Taepodong Breaking news

NHK just broke into a show about a very old family of farmers to report that North Korea will launch a missile "any moment."

For some reason, the visual was a static picture so blurred that it could have been a national border from a satellite or a macro of a piece of moldy toast. The voice-over that made the ominous announcement was digitally warped as they do with crime witnesses. Hm. Why?

Apr 3, 2009

Read over someone's shoulder at home

Look at the usual troublemaker on the right, trying to read over the poor guy's shoulder from two seats away.

Apr 2, 2009

Only the press release is an April Fool's joke


Most of the JR train platforms in metro Tokyo are non-smoking as of yesterday. No more clusters of smokers huddled around industrial platform ashtray installations. Nice. Would you like a few facts about this, maybe from Japan Rail? This looks like the relevant press release: "Set Areas in the Metropolitan Area to be Made Entirely No-Smoking." Let's just click on it, as suggested at the top of the press release page, and see what it says. Ha! Gotcha! Only six of the last five dozen are actually links. The rest are just unlinked headlines, often vague ("set areas?"). Several with double exclamation points.

Useful Japanese phrase #712

泥のように倒れそうだね。

Doro no yoh ni ta-o-re-soh da ne.

You are about to collapse like mud.

(Drink Aquarius.)

Seeing blue

Glasses for the "blue diet" were my silly near-purchase of the week.

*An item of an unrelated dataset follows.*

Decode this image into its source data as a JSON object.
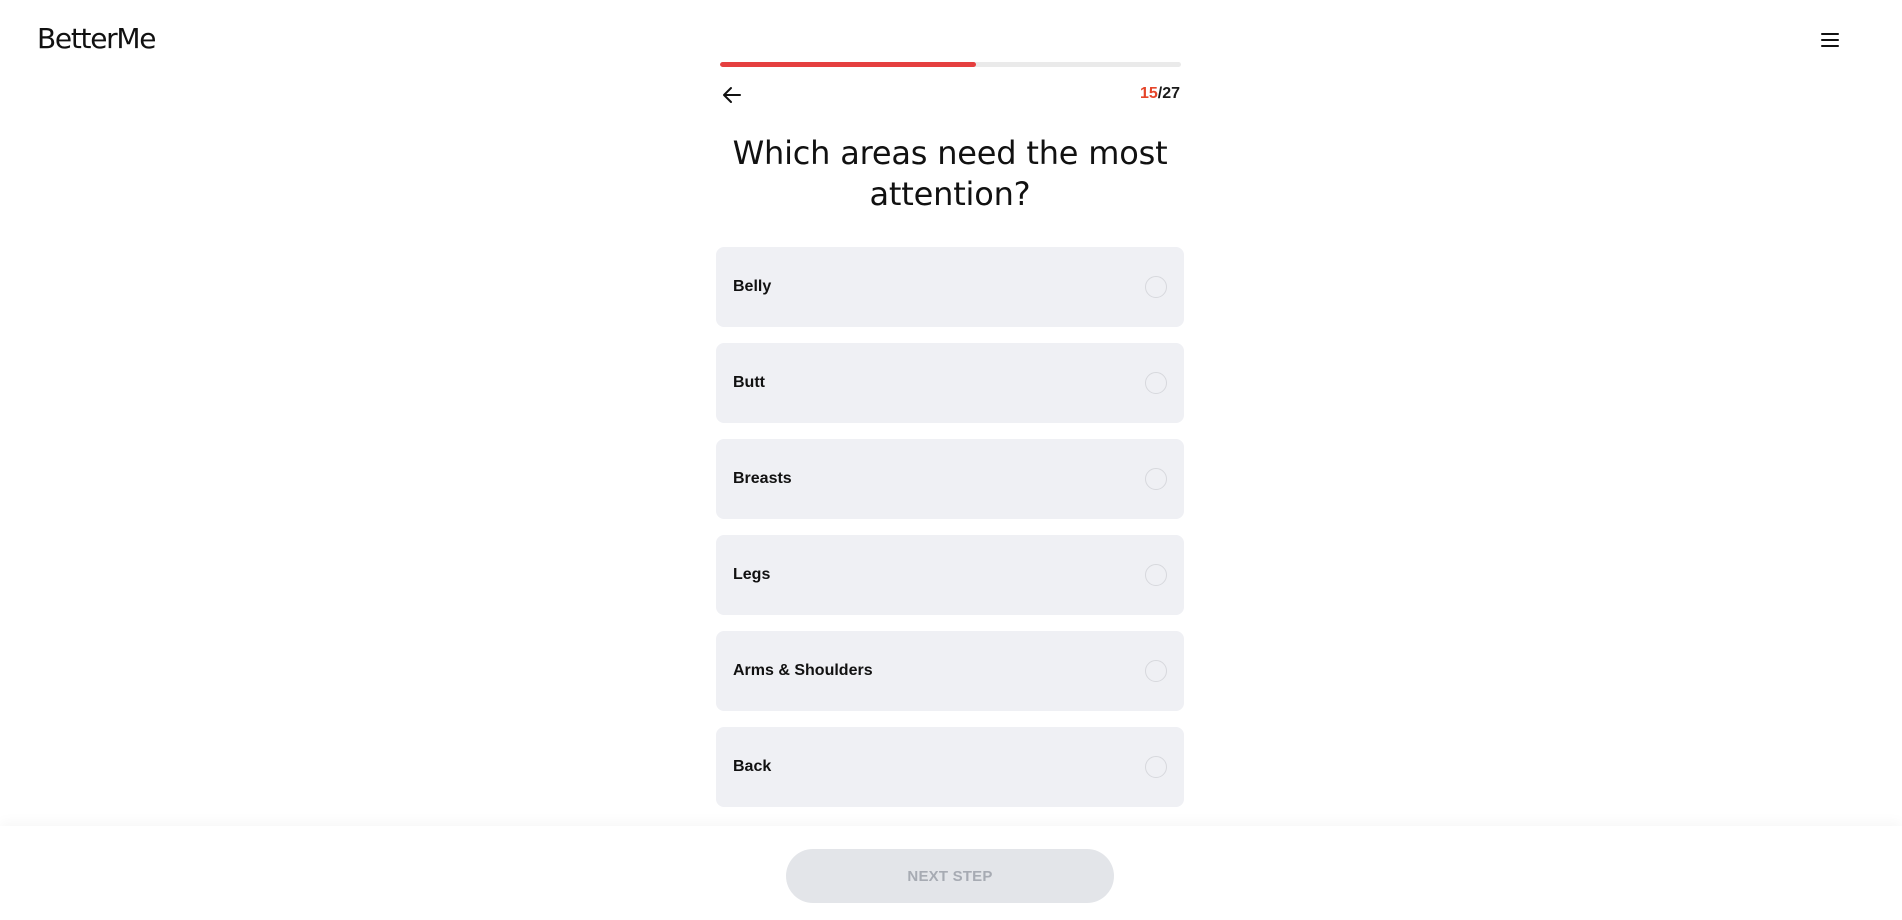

Hers was much better.

To lose weight, you just wear the glasses when you eat. They make food look less appealing or alter your brain chemistry or both. Nineteen bucks.

Apr 1, 2009

Some thing about some missiles

Yes, I feel lame that the Protein Water commercial was on during a feature about the North Korean missile launch and I'm talking about the skinny machos. I will give you a little update.

They do make news easy to understand on the morning feature shows. The reporter put up a map of the world and stuck on cardboard flags to narrate the reaction to the last time North Korea launched a missile right over Japan into the Pacific. The flag over Japan said "anger" and had a little manga anger symbol. Then America got an anger flag (over NY), and then South Korea got one, too. But wait! When NK explained that it was just for a satellite, the top layer peeled off the US flag revealing "relief," with litle "phew!" sweat drops. Ditto South Korea. Japan, still angry. (I personally was "annoyed" as I had to work late every night for ages, but that is neither here nor there.)

A reporter on the street in midtown Manhattan stopped two middle-aged white people, asking them without context what Taepodong means. One asked if it was a game, and another mixed it up with tempura over rice. (That's "ten-don." Close!) Back to the studio to ram home the point that people in other countries just don't know or care about the situation.

David Spector,
the token foreigner on the panel, stepped up and said that the situation is indeed being reported overseas, but that they are using terms like "North Korean missile" more than "Taepodong" so simmer down. Thank you, David.

Incidentally, stopping people on the street in midtown Manhattan and asking them without context what Taepodong means is probably exactly what I am doing right now in the parallel universe where I stayed in New York with the Japanese media.

For you, skinny macho guy



A commercial for new Suntory Protein Water, a cloudy white drink that's packaged in a barbell-shaped bottle. A dance-off between the "skinny machos" and the "beefy machos." The final text says this drink is "for you, the skinny macho."